Despite popular belief, you do not need to be rich, elderly or sick to have an estate plan. If you have a house, car, money in the bank or cherished belongings, you can benefit from creating an estate plan. Not only can a plan help you maximize the value of your estate but also, it allows you to have a say in to whom your assets go when you pass. That said, FindLaw warns that there are certain estate planning mistakes of which you should be aware so that you can avoid making them—the first of which is not having an estate plan.

Once you devise an estate plan, review it every so often to ensure all the terms are still valid. Marriage, kids, a business, real estate and other factors that come along later in life can alter your initial plan significantly. For instance, your initial document may leave everything to your parents and your first amendment may leave everything to your spouse. However, you may want your final will to name your spouse, children and grandchildren as beneficiaries. A periodic review can help ensure you account for all your loved ones and assets.

Another mistake FindLaw warns against is not accounting for long term disability. A disability, especially one that is unexpected, can take a toll on your finances and your relationships. You can make things easier on yourself and your loved ones by appointing one person who will make healthcare decisions and one person who will take care of your finances on your behalf should you be unable to do either on your own.

FindLaw also suggests against putting your children on the deed to your home. In doing so, you are giving your child a large taxable gift. To avoid taxation on your family home, create an estate plan that allows you to pass your home to your children via an inheritance.

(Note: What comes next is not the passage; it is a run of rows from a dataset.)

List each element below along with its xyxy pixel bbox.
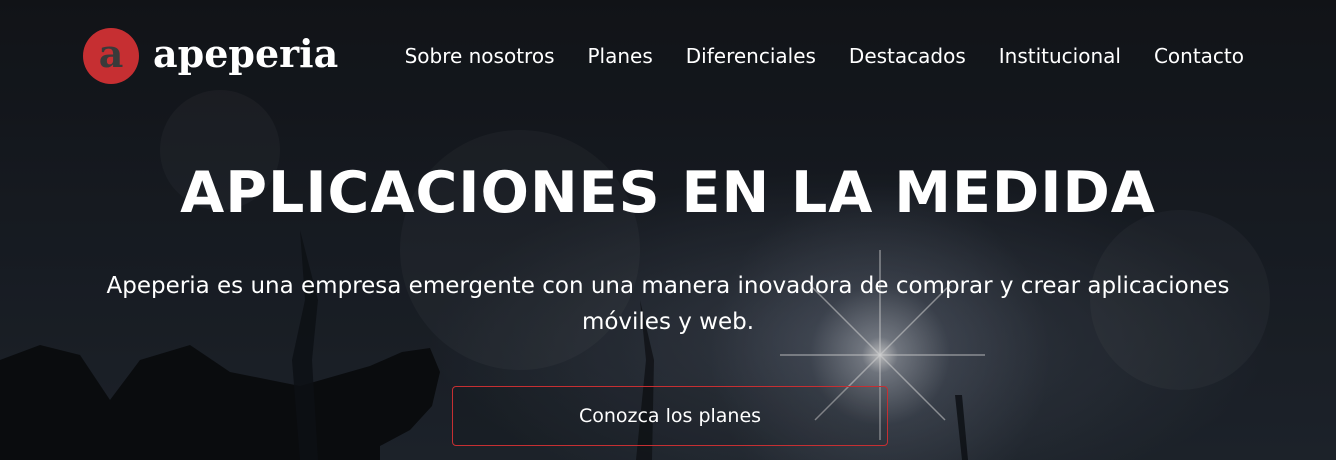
nav-item-institucional[interactable]: Institucional	[999, 44, 1121, 68]
logo-badge-letter: a	[98, 30, 124, 76]
nav-item-contacto[interactable]: Contacto	[1154, 44, 1244, 68]
nav-item-destacados[interactable]: Destacados	[849, 44, 966, 68]
hero-section: a apeperia Sobre nosotros Planes Diferen…	[0, 0, 1336, 460]
nav-menu: Sobre nosotros Planes Diferenciales Dest…	[405, 44, 1244, 68]
brand-logo-link[interactable]: a apeperia	[83, 28, 338, 84]
hero-headline: APLICACIONES EN LA MEDIDA	[180, 160, 1156, 226]
nav-item-diferenciales[interactable]: Diferenciales	[686, 44, 816, 68]
hero-description: Apeperia es una empresa emergente con un…	[106, 273, 1230, 335]
nav-item-sobre-nosotros[interactable]: Sobre nosotros	[405, 44, 555, 68]
view-plans-button[interactable]: Conozca los planes	[452, 386, 888, 446]
brand-name: apeperia	[153, 30, 339, 76]
nav-item-planes[interactable]: Planes	[587, 44, 652, 68]
top-navigation: a apeperia Sobre nosotros Planes Diferen…	[83, 28, 1244, 84]
logo-badge-icon: a	[83, 28, 139, 84]
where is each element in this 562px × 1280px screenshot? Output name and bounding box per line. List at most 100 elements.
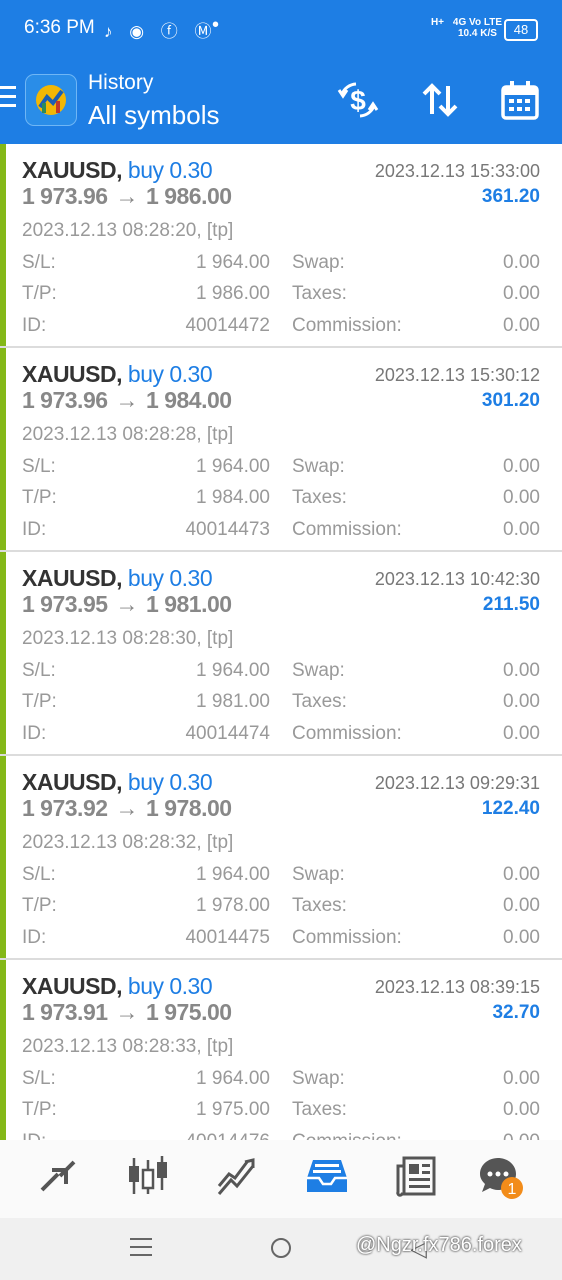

Speaking of gifts…Many people fail to include gifts in their estate plan. The IRS allows individuals to gift up to $14,000 tax-free. Take advantage of this allowance to reduce the amount of taxes your loved ones will have to pay on your estate.

Another mistake individuals make is failing to utilize a life insurance trust. When you die, your life insurance policy will be subject to a sizeable estate tax, which means your beneficiaries get less of the money you put aside specifically for them. A life insurance trust can help you avoid this tax by acting as the owner of the policy.